! Alternatives to Special Needs Trusts – Midwest Special Needs Trust

Alternatives to Special Needs Trusts

Special Needs Trusts are costly to administer. Consequently, there are some situations where it is prudent to explore more cost-effective options, usually due to smaller asset amounts available to fund the trust. Alternative options are limited and subject to review by public benefit agencies.

MSNT encourages individuals, families, guardians, and service organizations to explore other options to a Special Needs Trust. Special Needs Trusts are a useful tool and a long-term plan for savings; however, they are not always a good fit for everyone. Alternatives to establishing a trust include spending down the funds, prepayment of living expenses, and ABLE Accounts. Read below for more information on each.

Spend down the funds for exempt assets

Funds received by an individual are counted as income in the month received and an asset the following month if not spent. One way to spend funds is to purchase exempt assets. Exempt assets include: a primary residence, vehicle and irrevocable prepaid burial polices. Public benefit authorities have upper limits on some exempt assets, and it is best to check applicable polices regarding the purchase of an exempt asset.
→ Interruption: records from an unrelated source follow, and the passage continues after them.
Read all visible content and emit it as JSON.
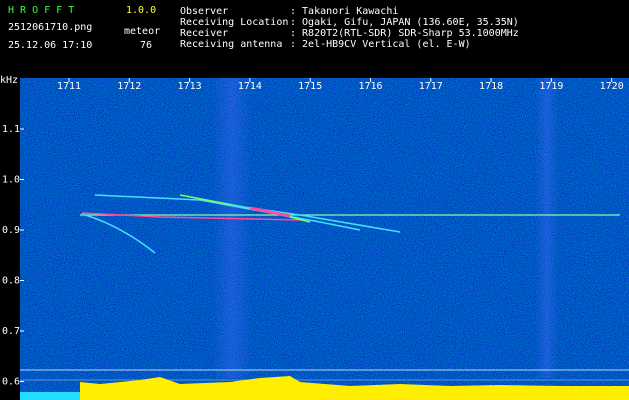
{
  "header": {
    "program": "H R O F F T",
    "version": "1.0.0",
    "filename": "2512061710.png",
    "mode": "meteor",
    "datetime": "25.12.06 17:10",
    "count": "76"
  },
  "info": [
    {
      "label": "Observer",
      "value": ": Takanori Kawachi"
    },
    {
      "label": "Receiving Location",
      "value": ": Ogaki, Gifu, JAPAN (136.60E, 35.35N)"
    },
    {
      "label": "Receiver",
      "value": ": R820T2(RTL-SDR) SDR-Sharp 53.1000MHz"
    },
    {
      "label": "Receiving antenna",
      "value": ": 2el-HB9CV Vertical (el. E-W)"
    }
  ],
  "axis": {
    "unit": "kHz",
    "x_labels": [
      "1711",
      "1712",
      "1713",
      "1714",
      "1715",
      "1716",
      "1717",
      "1718",
      "1719",
      "1720"
    ],
    "y_labels": [
      "1.1",
      "1.0",
      "0.9",
      "0.8",
      "0.7",
      "0.6"
    ]
  }
}
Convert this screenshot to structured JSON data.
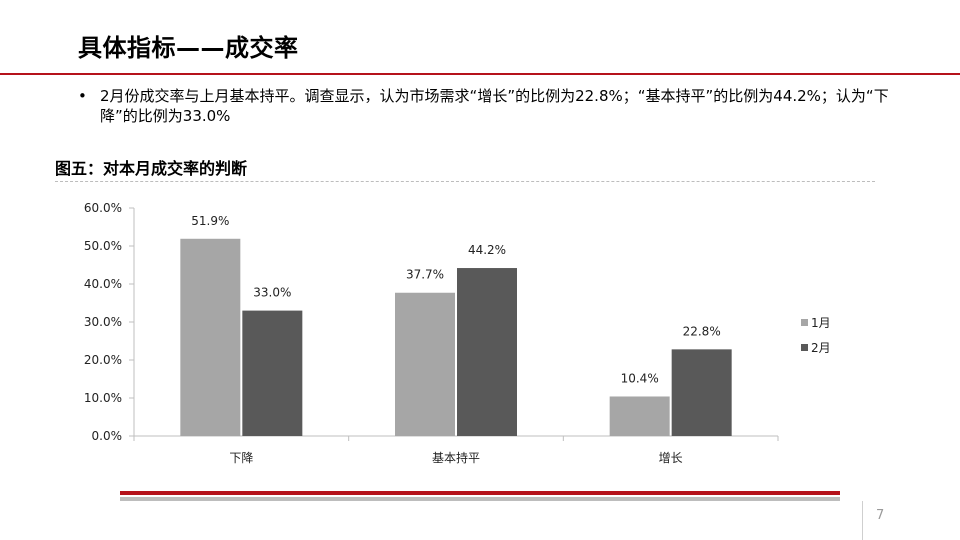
{
  "slide": {
    "title": "具体指标——成交率",
    "bullet_marker": "•",
    "bullet_text": "2月份成交率与上月基本持平。调查显示，认为市场需求“增长”的比例为22.8%；“基本持平”的比例为44.2%；认为“下降”的比例为33.0%",
    "figure_title": "图五：对本月成交率的判断",
    "page_number": "7"
  },
  "colors": {
    "accent_red": "#b5121b",
    "series_1": "#a6a6a6",
    "series_2": "#595959"
  },
  "chart_data": {
    "type": "bar",
    "title": "",
    "xlabel": "",
    "ylabel": "",
    "categories": [
      "下降",
      "基本持平",
      "增长"
    ],
    "series": [
      {
        "name": "1月",
        "values": [
          51.9,
          37.7,
          10.4
        ],
        "labels": [
          "51.9%",
          "37.7%",
          "10.4%"
        ]
      },
      {
        "name": "2月",
        "values": [
          33.0,
          44.2,
          22.8
        ],
        "labels": [
          "33.0%",
          "44.2%",
          "22.8%"
        ]
      }
    ],
    "ylim": [
      0,
      60
    ],
    "yticks": [
      "0.0%",
      "10.0%",
      "20.0%",
      "30.0%",
      "40.0%",
      "50.0%",
      "60.0%"
    ],
    "grid": false,
    "legend": "right"
  }
}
Prepayment of living expenses

Prepayment of living expenses may be an option for some to spend excess funds. The following is a list of living expenses:

  • Rent, utilities, insurance premiums, or a home warranty program
  • Dental treatment services or dental insurance premiums
  • Educational expenses
  • Hygiene and care supplies that are necessary but not covered by Medicaid or Medicare such as but not limited to, diapers, orthotics, wheelchair batteries or repairs, compression hosiery, nutritional supplements or other similar supplies
  • Documented loans or consumer debt accumulated while awaiting eligibility or a settlement, including promised payment to family caregivers and documented with written agreements
  • Recreational or cultural expenses such as a concert series or membership at a gym or wellness center

ABLE Accounts

An account made possible under the Stephens Beck Jr. Achieving a Better Life Experience Act of 2014 may be a viable alternative to a special needs trust for some individuals. Similar to College 529 savings plans, ABLE accounts are available as a financial planning tool for persons with disabilities and their families. An ABLE account can provide autonomy and independence.
An ABLE account allows savings to be set aside for the needs of a person with disability without impacting their eligibility for public benefits. The annual contribution cap for ABLE accounts is currently set at $15,000. Requirements for an ABLE account include:

  • Beneficiary must have become disabled prior to age 26
  • Only one account per person (more than one donor may contribute)
  • Medicaid payback, and
  • Utilization only for qualified disability expenses

If the individual is already the beneficiary of a 529 account or is a member of the 529-donor’s family, the 2017 federal tax bill provides that up to $15,000 annually may be rolled over from the 529 account into the ABLE account without tax or penalty. Another change in the tax legislation is that working individuals who are not covered by an employer’s retirement program may contribute to their own ABLE account, over and above the $15,000 limit. The individual’s contributions are capped at the Federal Poverty Level, which as of 2019 was $12,490.
State requirements vary. In Missouri, state income tax deductions for contributions to Missouri ABLE accounts may be taken up to $8,000 per participant and $16,000 for those married and filing jointly. Missouri ABLE accounts may accumulate no more than $468,000. For more information on the MO ABLE accounts, please visit www.moable.com

An ABLE account may be a good option when:

  • The beneficiary is self-sufficient and independent enough to manage the account themselves.
  • Smaller amounts are generally involved.
  • Third-party donors are not concerned that remainder funds will be paid back to Medicaid.
  • An individual after age 65 is subject to transfer penalties for contributions to a trust and seeks another means to conserve assets.
In many cases, an individual could benefit from both a special needs trust and an ABLE account.